Tonight I was privileged enough to be in attendance at a small but incredibly exciting musical event in Buffalo, NY.

At 7pm my beloved musical cohort and I braved the maddened event parking at the local university, and worked our way past the velvet ropes and bustling crowds who apparently were awaiting a performance by The Decemberists. We continued down a nondescript narrow corridor to an intimate black box theater - the locale for the REAL excitement of the evening.

Black Box 2015 was presented by The Lejaren Hiller Computer Music Studios at The University at Buffalo. The annual multi-channel electroacoustic event was hosted by the Studio’s director, Professor Lippe. Lippe's compositions have received numerous international prizes, and he studied under composers including Boulez, Stockhausen, and Xenakis - some of the most prominent figures of 20th century electronic sound.

Below is a brief summary of the featured works of the evening.

Lippe's Ivocean (1978) was created using early analog synthesizers (Moog IIIP, Buchla, et al.), using these instruments to craft new timbres which still sound exciting and undated nearly 40 years after their recording.

Maggie Payne's Crystal (1982) consists of muti-tracked shimmering tones which slowly washed over and around the theater much in the same way that light plays upon a crystalline prism.

Gayle Young's Avalon Shorelines (2015) is a multi-channel soundscape which uses recordings of the titular waterfront toward the construction of an elaborate and multi-dimensional sonic landscape. Field recordings of crashing waves were accompanied by her performance on an Amaranth - an instrument of her invention played with two bows and reminiscent of a Japanese koto. The instrument produced a range of sounds all of which conjured images of a steel ship groaning and rollocking against the waves of an angry sea.

Brett Masteller’s electro-acoustic work, Trio of Duets was a modern drone piece built from instrumental sound samples, enveloping the theater in an impenetrable fog somewhere between high-volume broadcast static and moving through a gale in slow motion.

John Chowning’s Phoné (1981) was an exciting experience. Chowning is best-known for having discovered the FM synthesis algorithm in 1967, which allowed for the synthesis of simple but rich sounding timbres. The sounds experienced in Phoné calls to memory many of the pivotal recordings of electronic sound. There are skittering, playful melodic fragments, sudden bursts of white noise, and microtonal runs much like those employed by Stockhausen, Subotnick, Louis and Bebe Barron, Perrey & Kingsley, and Beaver & Krause during the 1960s and 70s. There is even a delightful and mischievous touch of Raymond Scott a la his adverts for the Bendix Corporation.

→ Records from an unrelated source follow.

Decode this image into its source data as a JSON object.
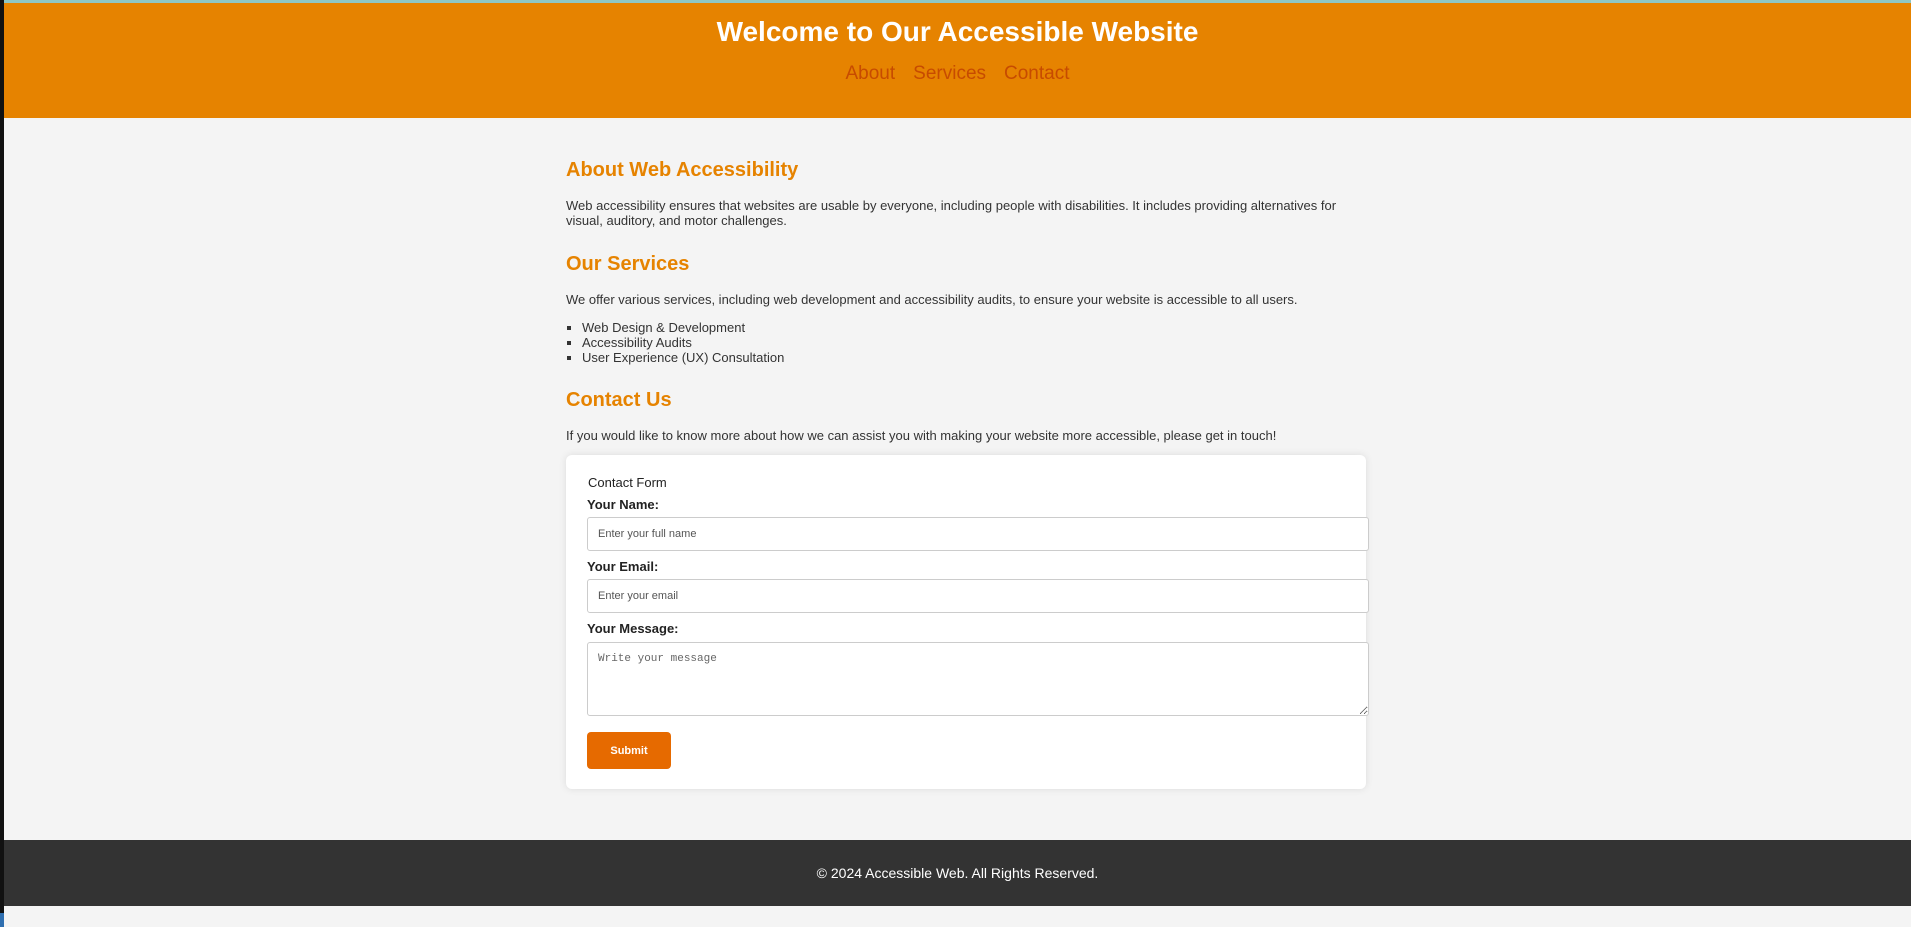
{
  "header": {
    "title": "Welcome to Our Accessible Website",
    "nav": [
      "About",
      "Services",
      "Contact"
    ]
  },
  "about": {
    "heading": "About Web Accessibility",
    "text": "Web accessibility ensures that websites are usable by everyone, including people with disabilities. It includes providing alternatives for visual, auditory, and motor challenges."
  },
  "services": {
    "heading": "Our Services",
    "text": "We offer various services, including web development and accessibility audits, to ensure your website is accessible to all users.",
    "items": [
      "Web Design & Development",
      "Accessibility Audits",
      "User Experience (UX) Consultation"
    ]
  },
  "contact": {
    "heading": "Contact Us",
    "text": "If you would like to know more about how we can assist you with making your website more accessible, please get in touch!"
  },
  "form": {
    "legend": "Contact Form",
    "name_label": "Your Name:",
    "name_placeholder": "Enter your full name",
    "email_label": "Your Email:",
    "email_placeholder": "Enter your email",
    "message_label": "Your Message:",
    "message_placeholder": "Write your message",
    "submit_label": "Submit"
  },
  "footer": {
    "text": "© 2024 Accessible Web. All Rights Reserved."
  },
  "colors": {
    "header_bg": "#e68300",
    "heading": "#e68300",
    "nav_link": "#c74b00",
    "button": "#e66a00",
    "footer_bg": "#333333",
    "page_bg": "#f4f4f4"
  }
}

But the crowd-favorite of the evening was the Ethan Hayden's "…ce dangereux supplément…" (2015), a dynamic and engaging piece for live and recorded voices. Hayden stepped up to a podium with several sheets of what appeared to be a random spilling of pronunciation symbols and odd scribblings. They were, in fact, intricate experimental notation in the classic form of musique concrete. For the next eight minutes, he stood, wearing a headset microphone, and produced a captivating performance of furious jabberwock-speech, tongue clicks, grunts and pops. Both his energy and skill were truly mesmerizing, and for nearly ten minutes he made an incredible amount of noise without once venturing near what anyone could call a coherent sound. His performance ended with thunderous applause - surely one to be remembered.

I spoke briefly with each of the performers about their work and was excited to learn that much of the professors’ sound catalogs are available to the public at the University library. I’m planning the first of many visits this summer for further research.

My readers should also take note that Hayden published a book on Sigur Rós's ( ) for the famous +33⅓ series in August of 2014. I’ll certainly be securing a copy for my library.